Slovenia: country overview12 May 2012
by Ina Dimireva -- last modified 12 February 2013
Dissatisfied with the exercise of power by the majority Serbs, the Slovenes succeeded in establishing their independence in 1991 after a short 10-day war. Historical ties to Western Europe, a strong economy, and a stable democracy have assisted in Slovenia's transformation to a modern state. Slovenia acceded to both NATO and the EU in the spring of 2004; it joined the eurozone in 2007.
Year of EU entry: 2004
Member of Schengen area: Yes
Political system: Republic
Capital city: Ljubljana
Total area: 20 273 km²
Population: 2 million
Listen to the official EU language: Slovenian
Previously one of Yugoslavia’s six constituent republics, present-day Slovenia became independent in 1991 as Yugoslavia fell apart. It is bordered by Italy, Austria, Hungary and Croatia.
Four major European geographic regions meet in Slovenia: the Alps, the Dinaric area, the Pannonian plain and the Mediterranean. The country is mountainous, and Slovenes are keen skiers and hikers. The national flag depicts the three-peaked Triglav, Slovenia’s highest mountain at 2 864 metres.
The country was once part of the Austro-Hungarian Empire. The capital, Ljubljana, was founded in Roman times. Its university, with more than 50 000 students, contributes to the city’s busy cultural life. The main industries are car parts, chemicals, electronics, electrical appliances, metal goods, textiles and furniture.Tourist attractions include the famous caves at Postojna, with their decor of stalactites and stalagmites. Graffiti in the caves shows that the first tourists came here in 1213.
Slovenian cuisine is strongly influenced by that of its neighbours. From Austria comes Strudel and Wiener Schnitzel . Italy has contributed risotto and ravioli and Hungary goulash. The potica is a traditional Slovenian cake made by rolling up a layer of dough covered with walnuts.
Among the most famous Slovenes are the physicistJožef Stefan, the linguistFranc Miklošič and the architect Jože Plečnik.
Slovenia became the first 2004 European Union entrant to adopt the euro (on 1 January 2007) and has experienced one of the most stable political and economic transitions in Central and Southeastern Europe.
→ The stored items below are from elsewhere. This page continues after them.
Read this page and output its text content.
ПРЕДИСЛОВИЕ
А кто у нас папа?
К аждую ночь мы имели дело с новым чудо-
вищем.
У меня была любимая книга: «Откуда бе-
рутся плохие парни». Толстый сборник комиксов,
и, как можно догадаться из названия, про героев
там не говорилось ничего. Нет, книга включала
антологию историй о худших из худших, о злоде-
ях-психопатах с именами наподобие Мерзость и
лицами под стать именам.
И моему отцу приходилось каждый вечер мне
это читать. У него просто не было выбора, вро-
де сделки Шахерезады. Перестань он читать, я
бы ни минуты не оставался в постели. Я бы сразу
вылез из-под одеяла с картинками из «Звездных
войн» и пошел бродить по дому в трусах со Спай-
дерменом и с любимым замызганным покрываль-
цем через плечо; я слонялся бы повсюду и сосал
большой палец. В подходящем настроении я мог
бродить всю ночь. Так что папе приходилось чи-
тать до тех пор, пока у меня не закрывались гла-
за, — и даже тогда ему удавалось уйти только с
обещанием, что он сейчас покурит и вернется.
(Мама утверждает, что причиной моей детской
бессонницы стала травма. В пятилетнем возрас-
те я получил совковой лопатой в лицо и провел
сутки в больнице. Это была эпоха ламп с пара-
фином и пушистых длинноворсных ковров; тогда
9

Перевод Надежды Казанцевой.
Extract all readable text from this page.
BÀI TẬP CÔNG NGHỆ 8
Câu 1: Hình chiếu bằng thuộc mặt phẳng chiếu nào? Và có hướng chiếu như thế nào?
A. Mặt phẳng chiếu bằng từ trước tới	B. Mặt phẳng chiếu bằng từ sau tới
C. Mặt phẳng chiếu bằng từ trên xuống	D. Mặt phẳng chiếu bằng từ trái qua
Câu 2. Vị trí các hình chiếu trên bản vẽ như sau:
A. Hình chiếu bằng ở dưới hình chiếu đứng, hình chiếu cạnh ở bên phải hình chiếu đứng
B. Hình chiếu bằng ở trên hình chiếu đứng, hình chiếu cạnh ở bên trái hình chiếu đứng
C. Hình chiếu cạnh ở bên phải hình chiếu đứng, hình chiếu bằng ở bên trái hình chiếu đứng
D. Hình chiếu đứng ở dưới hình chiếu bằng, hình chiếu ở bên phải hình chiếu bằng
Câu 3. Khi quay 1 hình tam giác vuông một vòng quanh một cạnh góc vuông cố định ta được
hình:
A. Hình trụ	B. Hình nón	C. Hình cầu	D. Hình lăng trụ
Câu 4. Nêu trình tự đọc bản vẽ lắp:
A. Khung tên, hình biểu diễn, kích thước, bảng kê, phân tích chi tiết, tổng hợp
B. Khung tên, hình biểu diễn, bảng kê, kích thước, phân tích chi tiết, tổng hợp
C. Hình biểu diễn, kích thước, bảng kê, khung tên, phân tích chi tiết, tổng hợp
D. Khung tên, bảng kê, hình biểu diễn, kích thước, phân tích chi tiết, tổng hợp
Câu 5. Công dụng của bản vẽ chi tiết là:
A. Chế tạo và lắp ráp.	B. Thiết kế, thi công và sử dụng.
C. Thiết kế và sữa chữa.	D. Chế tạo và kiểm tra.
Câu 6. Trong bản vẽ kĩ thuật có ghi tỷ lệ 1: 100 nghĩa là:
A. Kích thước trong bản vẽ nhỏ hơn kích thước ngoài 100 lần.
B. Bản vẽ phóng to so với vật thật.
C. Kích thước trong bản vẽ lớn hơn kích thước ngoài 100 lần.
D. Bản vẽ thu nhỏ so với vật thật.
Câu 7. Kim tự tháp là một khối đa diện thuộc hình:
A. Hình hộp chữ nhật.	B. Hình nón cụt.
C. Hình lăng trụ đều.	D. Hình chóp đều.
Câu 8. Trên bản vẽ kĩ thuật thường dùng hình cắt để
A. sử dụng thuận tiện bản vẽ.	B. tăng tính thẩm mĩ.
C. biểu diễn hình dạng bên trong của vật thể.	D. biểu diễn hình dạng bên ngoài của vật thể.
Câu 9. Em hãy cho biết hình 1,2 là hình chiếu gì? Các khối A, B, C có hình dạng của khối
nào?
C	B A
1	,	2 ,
With the highest per capita GDP in Central Europe, Slovenia has excellent infrastructure, a well-educated work force, and a strategic location between the Balkans and Western Europe. Privatization has lagged since 2002, and the economy has one of highest levels of state control in the EU. Structural reforms to improve the business environment have allowed for somewhat greater foreign participation in Slovenia's economy and helped to lower unemployment. In March 2004, Slovenia became the first transition country to graduate from borrower status to donor partner at the World Bank. In 2007, Slovenia was invited to begin the process for joining the OECD; it became a member in 2012. Despite its economic success, foreign direct investment (FDI) in Slovenia has lagged behind the region average, and taxes remain relatively high. Furthermore, the labor market is often seen as inflexible, and legacy industries are losing sales to more competitive firms in China, India, and elsewhere. In 2009, the global recession caused the economy to contract - through falling exports and industrial production - by 8%, and unemployment to rise. Although growth resumed in 2010, it dipped into negative territory in 2012 and the unemployment rate continued to rise, exceeding 12% in 2012.